L’impôt des frontaliers toujours plus questionné par la classe politique en Suisse.
Appel jurassien à revoir le taux de rétrocession de l'impôt des frontaliers La Matinale / 1 min. / le 21 décembre 2018
Une motion socialiste demande au Parlement jurassien une hausse du taux de rétrocession de l'impôt des frontaliers. L’Etat jurassien est appelé à mandater la Confédération pour négocier avec la France.

L’impôt des frontaliers toujours plus questionné par la classe politique en Suisse, et en particulier le taux de rétrocession qui concerne les huit cantons signataires de l’accord de 1983 conclu avec la France.

A l’instar d’un postulat radical accepté par le Grand Conseil neuchâtelois l’automne dernier, la motion socialiste jurassienne demande que ce taux passe de 4,5% à 9% de la masse salariale.

Effets du trafic des frontaliers

Le nombre de frontaliers travaillant en Suisse ne cesse d’augmenter, constate le texte déposé il y a quelques jours.
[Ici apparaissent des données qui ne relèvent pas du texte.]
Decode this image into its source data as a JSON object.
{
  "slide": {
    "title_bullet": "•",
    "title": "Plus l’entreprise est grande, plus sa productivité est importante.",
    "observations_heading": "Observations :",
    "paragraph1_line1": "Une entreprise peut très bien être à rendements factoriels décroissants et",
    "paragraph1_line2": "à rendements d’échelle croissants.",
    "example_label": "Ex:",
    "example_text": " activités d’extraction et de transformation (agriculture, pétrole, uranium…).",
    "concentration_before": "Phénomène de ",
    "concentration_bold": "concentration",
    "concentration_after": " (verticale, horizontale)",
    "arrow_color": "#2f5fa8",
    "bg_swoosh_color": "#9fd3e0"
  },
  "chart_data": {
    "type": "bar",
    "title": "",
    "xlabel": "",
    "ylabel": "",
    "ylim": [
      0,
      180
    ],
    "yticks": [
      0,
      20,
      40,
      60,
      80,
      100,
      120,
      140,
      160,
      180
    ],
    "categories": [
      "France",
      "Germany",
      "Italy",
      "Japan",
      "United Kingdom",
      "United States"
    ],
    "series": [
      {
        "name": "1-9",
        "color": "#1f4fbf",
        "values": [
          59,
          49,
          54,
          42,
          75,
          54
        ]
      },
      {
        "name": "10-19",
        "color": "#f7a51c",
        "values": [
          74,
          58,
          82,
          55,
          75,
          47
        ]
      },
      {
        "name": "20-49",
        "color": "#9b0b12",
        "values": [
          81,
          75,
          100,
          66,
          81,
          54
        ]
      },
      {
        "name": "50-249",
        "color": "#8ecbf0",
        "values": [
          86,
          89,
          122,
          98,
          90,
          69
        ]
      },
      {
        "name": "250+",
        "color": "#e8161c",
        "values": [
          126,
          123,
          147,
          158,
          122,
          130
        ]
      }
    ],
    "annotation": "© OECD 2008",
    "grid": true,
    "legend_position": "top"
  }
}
Et si le Jura a besoin de cette main d’œuvre externe pour faire tourner son économie, il apparait important pour le groupe socialiste de parler des effets qu’induit le passage quotidien des frontaliers en termes de charge de trafic, de pollution ou de toutes autres formes de nuisances.

La motion rappelle aussi que les frontaliers au chômage pourraient bientôt devoir être indemnisés par la Suisse, la Commission européenne souhaitant faire évoluer le droit de chômage vers plus d’équité. C'est une raison supplémentaire, estiment les socialistes, qui justifie une augmentation du taux de rétrocession.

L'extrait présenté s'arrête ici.